A film is - or should be - more like music than like fiction. It should be a progression of moods and feelings. The theme, what’s behind the emotion, the meaning, all that comes later.
~ Stanley Kubrick
IN A BETTER WORLD (2010) — What makes the friendship between Christian and Elias so special is how deeply and honestly Susanne Bier displays the emotional side of both children. Only by peering the eyes of the two actors, I can feel the all emotional reasons why they become such small terrorists. YOUNG TÖRLESS (1966) — Violence is not just a physical matter, but also psychological and emotional. In Young Törless, ethical ​​and subjective values ​​were so contradictory. Then the boundaries between good and evil even more vague. PHARAOH (1966) — Faraon is an evocative anatopism, also an astonishing colossal. A truly rare gem of its kind. Not only works as a visual declaration, Kawalerowicz also made it so carefully, so mesmerizing, yet so challenging. THE BOYS OF PAUL STREET (1969) — An ironic allegory not only for the face of war, but also the heart of it: militarism and nationalism.
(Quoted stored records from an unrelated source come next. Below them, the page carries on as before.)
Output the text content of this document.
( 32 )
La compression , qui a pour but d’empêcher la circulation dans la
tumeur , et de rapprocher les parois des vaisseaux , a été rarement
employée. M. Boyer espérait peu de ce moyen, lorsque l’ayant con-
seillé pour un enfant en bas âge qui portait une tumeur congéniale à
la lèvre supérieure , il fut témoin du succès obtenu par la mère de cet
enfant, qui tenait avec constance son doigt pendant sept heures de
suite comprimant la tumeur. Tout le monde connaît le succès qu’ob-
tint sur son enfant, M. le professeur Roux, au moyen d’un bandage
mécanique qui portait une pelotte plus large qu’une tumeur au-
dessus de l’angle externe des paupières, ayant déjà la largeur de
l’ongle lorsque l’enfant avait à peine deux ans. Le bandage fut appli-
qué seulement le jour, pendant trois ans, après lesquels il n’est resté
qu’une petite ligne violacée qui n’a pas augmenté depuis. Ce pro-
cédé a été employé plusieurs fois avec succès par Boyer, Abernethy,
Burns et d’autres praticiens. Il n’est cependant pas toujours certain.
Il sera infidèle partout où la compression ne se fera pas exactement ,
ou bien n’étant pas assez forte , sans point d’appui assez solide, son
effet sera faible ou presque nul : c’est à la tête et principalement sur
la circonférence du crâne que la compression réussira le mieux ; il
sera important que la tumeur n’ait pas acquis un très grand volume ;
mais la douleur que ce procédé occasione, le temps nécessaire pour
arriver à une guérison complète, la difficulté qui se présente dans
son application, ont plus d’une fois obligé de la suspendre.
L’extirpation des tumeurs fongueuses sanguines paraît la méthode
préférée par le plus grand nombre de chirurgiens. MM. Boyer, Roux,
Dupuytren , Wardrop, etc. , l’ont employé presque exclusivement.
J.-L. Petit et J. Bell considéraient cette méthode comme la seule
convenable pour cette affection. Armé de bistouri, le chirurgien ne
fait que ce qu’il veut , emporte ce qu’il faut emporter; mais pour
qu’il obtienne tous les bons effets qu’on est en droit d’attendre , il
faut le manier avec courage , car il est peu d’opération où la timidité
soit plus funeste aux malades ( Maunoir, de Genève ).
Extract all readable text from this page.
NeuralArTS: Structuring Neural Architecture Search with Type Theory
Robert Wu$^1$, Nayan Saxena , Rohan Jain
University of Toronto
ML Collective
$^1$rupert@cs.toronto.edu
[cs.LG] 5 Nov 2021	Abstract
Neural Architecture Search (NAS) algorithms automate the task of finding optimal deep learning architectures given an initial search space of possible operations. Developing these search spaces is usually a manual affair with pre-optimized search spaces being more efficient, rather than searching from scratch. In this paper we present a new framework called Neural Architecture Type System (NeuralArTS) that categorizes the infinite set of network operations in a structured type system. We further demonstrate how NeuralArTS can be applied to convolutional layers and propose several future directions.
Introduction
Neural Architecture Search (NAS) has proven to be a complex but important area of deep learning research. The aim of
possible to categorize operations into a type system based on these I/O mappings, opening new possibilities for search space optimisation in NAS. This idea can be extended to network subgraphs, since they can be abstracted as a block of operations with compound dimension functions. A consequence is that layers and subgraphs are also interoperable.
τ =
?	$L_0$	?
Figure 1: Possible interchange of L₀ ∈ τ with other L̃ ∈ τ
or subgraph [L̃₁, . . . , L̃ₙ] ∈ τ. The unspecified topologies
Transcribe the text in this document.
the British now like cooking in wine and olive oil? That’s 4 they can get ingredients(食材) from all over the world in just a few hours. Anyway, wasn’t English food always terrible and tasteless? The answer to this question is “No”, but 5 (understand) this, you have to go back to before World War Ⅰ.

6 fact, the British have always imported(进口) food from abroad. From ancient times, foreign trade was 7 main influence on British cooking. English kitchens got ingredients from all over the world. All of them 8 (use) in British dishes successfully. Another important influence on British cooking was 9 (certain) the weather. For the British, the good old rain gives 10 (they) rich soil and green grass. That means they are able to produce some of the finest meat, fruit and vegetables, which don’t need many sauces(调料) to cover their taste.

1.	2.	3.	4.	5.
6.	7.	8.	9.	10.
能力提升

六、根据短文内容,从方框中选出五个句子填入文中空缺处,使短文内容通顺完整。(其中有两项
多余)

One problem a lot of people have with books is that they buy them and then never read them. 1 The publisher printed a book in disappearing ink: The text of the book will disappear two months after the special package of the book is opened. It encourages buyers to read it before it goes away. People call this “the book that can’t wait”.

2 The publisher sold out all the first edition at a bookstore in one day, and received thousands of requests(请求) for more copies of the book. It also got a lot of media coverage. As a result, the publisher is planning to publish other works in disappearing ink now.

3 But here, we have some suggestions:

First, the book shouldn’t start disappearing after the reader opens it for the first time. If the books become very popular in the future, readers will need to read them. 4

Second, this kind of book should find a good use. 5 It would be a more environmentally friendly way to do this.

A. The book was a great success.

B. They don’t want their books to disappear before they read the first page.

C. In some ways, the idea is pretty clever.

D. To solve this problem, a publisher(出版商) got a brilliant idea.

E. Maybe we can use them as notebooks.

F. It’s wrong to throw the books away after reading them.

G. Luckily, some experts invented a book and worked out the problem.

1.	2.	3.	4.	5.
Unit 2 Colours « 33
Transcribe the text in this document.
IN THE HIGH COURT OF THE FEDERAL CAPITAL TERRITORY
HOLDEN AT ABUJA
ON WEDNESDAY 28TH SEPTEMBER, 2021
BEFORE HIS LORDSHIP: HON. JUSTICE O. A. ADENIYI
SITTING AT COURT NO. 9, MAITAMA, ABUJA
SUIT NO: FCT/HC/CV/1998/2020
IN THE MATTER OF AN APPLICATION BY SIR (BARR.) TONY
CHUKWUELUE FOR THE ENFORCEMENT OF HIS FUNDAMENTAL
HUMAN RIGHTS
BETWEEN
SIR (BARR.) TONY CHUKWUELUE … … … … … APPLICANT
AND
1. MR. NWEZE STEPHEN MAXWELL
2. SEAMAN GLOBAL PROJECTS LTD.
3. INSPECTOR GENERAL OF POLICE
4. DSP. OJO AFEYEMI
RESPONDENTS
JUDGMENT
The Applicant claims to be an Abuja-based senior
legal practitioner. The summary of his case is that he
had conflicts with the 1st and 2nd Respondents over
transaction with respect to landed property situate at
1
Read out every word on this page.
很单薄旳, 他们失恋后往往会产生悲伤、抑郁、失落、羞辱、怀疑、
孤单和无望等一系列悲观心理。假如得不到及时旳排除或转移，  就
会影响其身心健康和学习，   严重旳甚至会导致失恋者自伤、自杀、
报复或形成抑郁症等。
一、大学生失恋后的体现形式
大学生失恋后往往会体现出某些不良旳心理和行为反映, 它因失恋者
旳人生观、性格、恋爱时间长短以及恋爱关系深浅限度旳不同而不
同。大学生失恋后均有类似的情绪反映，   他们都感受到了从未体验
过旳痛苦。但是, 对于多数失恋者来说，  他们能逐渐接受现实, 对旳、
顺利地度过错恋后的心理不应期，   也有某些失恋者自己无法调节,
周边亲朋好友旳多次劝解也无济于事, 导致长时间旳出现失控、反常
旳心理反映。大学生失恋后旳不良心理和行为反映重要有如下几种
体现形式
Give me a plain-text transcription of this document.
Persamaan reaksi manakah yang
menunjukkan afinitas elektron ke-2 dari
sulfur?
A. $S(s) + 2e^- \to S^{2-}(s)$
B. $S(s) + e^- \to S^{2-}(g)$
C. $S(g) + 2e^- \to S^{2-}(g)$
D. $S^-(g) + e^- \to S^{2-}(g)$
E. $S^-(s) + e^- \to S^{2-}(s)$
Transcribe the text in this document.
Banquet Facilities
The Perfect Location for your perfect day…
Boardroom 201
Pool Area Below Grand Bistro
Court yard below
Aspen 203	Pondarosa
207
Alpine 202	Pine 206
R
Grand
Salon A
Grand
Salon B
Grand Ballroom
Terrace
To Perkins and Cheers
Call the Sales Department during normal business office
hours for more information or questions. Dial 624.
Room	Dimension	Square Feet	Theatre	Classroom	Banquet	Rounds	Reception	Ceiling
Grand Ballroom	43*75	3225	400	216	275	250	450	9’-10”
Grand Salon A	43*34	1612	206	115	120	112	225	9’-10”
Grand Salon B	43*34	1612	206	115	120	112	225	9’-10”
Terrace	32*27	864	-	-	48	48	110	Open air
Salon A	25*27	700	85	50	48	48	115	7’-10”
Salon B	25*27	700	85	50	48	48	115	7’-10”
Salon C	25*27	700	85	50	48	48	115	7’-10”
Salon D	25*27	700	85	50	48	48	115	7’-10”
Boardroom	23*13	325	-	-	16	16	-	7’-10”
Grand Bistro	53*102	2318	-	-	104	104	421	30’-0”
The irony in the end makes the two terminologies be absurd. SPIRITED AWAY (2001) — “What's in a name?” asked Shakespeare. “A name is an identity,” said this movie. MISS JULIE (1951) - Miss Julie is a very challenging study, whether psychological or situational. In a simple but smart way, Miss Julie presents the phases of a political game of love and seduction. MY NIGHT AT MAUD'S (1969) - Éric Rohmer not only talk about choices and risks of choices, there is also a glimpse the importance of choices and the pain of choices. My Night at Maud's, for me, is the most amazing movie about refracting those two opposing aspects of life. TEN (2002) — The use of "dashboard camera" method by Abbas Kiarostami is successfully providing such microscopic spectacle about the characters, not only on outside but also capable of making this movie as a unique character and gender study. THE PARTY AND THE GUESTS / A REPORT ON THE PARTY AND THE GUESTS (1966) — The allegory is not only the great thing about this Czechoslovak New Wave Cinema movie, but also its weirdness, its unnatural behavior, its peculiar plot, but the most of it is about how the movie smartly move without caution. ELEPHANT (2003) — Elephant is a piece of work that should be commended for its bravery. Such compliments are mainly intended to for Gus Van Sant's guts on using such non-linear and unusual narrative spectacle. Also packed with such unnatural risky styles which was really cost lot of guts.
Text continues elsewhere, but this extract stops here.